That’s what I learned the other day, when my mother was paging through Poetry to the Earth: The Arts & Crafts Movement in Deerfield, by Suzanne L. Flynt.
The richly illustrated book tells the story of how several handcrafters in the rural Massachusetts village of Deerfield played a significant part in the American Arts and Crafts movement. Inspired by the design reforms promoted by the Arts and Crafts movement in England, and encouraged by how home-produced crafts provided a new economic role for women, Margaret Whiting and Ellen Miller formed the Deerfield Society of Blue and White Needlework in 1896. More women became motivated by the Colonial-era decorative objects that were a part of Deerfield’s history and the artistic, intellectual atmosphere that pervaded the community, which led to the founding of the Deerfield Society of Arts and Crafts in 1901 and the Society of Deerfield Industries in 1906. Before long, the baskets, rugs, furniture, pottery, metalwork, and other decorative objects that were made by hand in Deerfield were lauded internationally for their exceptional designs, workmanship, materials and colors. The women who created them revitalized Deerfield, transforming it from a picturesque agricultural village to a premier cultural destination.

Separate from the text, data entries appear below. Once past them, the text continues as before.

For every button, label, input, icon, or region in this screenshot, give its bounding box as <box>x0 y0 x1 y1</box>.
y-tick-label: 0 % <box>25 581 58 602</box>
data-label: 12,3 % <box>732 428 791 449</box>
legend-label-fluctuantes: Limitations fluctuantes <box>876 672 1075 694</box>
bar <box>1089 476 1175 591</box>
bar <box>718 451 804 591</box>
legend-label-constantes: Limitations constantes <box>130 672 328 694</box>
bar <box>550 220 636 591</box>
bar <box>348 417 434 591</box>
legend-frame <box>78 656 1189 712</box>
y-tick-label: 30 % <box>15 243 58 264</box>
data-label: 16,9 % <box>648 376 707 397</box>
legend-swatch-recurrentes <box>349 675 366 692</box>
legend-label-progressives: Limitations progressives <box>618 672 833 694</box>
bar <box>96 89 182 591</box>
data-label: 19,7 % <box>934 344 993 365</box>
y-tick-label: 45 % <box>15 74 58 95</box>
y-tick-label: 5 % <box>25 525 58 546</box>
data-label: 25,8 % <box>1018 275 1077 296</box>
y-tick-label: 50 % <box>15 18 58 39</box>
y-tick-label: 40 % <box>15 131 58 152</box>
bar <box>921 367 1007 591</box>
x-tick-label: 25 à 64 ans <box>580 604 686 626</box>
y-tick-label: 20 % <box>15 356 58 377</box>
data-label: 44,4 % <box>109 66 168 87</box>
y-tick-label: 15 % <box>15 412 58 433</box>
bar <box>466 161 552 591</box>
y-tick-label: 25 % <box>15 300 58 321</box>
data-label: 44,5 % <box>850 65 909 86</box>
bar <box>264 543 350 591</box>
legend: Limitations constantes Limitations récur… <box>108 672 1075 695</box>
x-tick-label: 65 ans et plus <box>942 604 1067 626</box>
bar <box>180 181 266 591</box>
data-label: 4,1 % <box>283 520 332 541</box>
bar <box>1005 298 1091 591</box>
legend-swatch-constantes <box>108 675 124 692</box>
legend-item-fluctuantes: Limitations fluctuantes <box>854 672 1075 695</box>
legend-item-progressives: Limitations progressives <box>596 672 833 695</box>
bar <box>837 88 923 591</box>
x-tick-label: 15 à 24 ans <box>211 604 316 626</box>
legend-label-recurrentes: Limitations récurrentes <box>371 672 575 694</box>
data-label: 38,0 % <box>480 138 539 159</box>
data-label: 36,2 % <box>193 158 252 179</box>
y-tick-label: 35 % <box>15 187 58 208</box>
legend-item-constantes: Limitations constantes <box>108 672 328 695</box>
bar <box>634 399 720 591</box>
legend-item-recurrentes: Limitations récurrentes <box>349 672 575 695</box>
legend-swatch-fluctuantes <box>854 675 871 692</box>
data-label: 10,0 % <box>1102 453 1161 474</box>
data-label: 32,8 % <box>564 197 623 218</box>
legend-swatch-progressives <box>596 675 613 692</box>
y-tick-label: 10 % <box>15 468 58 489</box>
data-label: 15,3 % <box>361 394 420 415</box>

Rachel Hawks (1887-1977) was one of those women. After graduating from North Adams Normal School (now the Massachusetts College of Liberal Arts), she worked first as a dietician, then as a home economist. In 1921, she joined Deerfield Industries as an outlet for her true vocation — netting.
Netting is the craft of knotting loops of thread to make a mesh fabric used to decorate women’s clothing, accessories and household linens. Miss Hawks made netted edges for coverlets and curtains. She also created netted testers, or canopies, for the high-post beds that were such a part of the Colonial Revival.
The talented Miss Hawks gained a following. She and her craft were featured in “Deerfield Keeps a Truce with Time,” a June 1969 National Geographic article by Bart McDowell with photographs by Robert W. Madden. Museum curators at historic sites like Winterthur and Mount Vernon ordered her netted testers to furnish installations of period bed chambers. She worked on a netted tester for a field bed in the White House that Winterthur’s Henry Francis du Pont donated to the White House for Jacqueline Kennedy’s renovation project.
Miss Hawks also made ten-and-a-half yards of netted edging for my mother to sew on some curtains she made for my bedroom windows after we visited Historic Deerfield in the summer of 1973. Here’s the letter that Miss Hawks wrote to my mother when she sent the finished edging.
My mother made a scrapbook to help me remember our visit to Deerfield. When we pulled up to the Deerfield Inn, two kittens named Phoebe and Penelope met us at the car. With great trepidation that I still remember today, I took an up-close look at the eagle on the inn’s upstairs porch.…
We toured historic homes — including the Dwight-Barnard House, which I told my grandmother in a postcard I sent to her was my favorite — and we visited the old town well… In the museum at Memorial Hall, I saw an 18th-century rag doll named Bangwell Putt and bought a copy of her story to remind me of my nice visit to Deerfield. (I wrote more about Bangwell Putt and her book here.)
From Deerfield, we traveled to Boston, Cape Cod and Old Sturbridge Village. In Portland, Maine, we saw the flowering grapevine that Henry Wadsworth Longfellow made famous in his 1841 poem, “The Rainy Day,” still clinging to the “mouldering wall” of the Wadsworth-Longfellow House. Next came Campobello Island, Camden and Bar Harbor, followed by the Equinox Mountain Sky Line Drive outside Manchester, Vermont.
Rachel Hawks’ netted edging may reappear on some new curtains at my bedroom windows.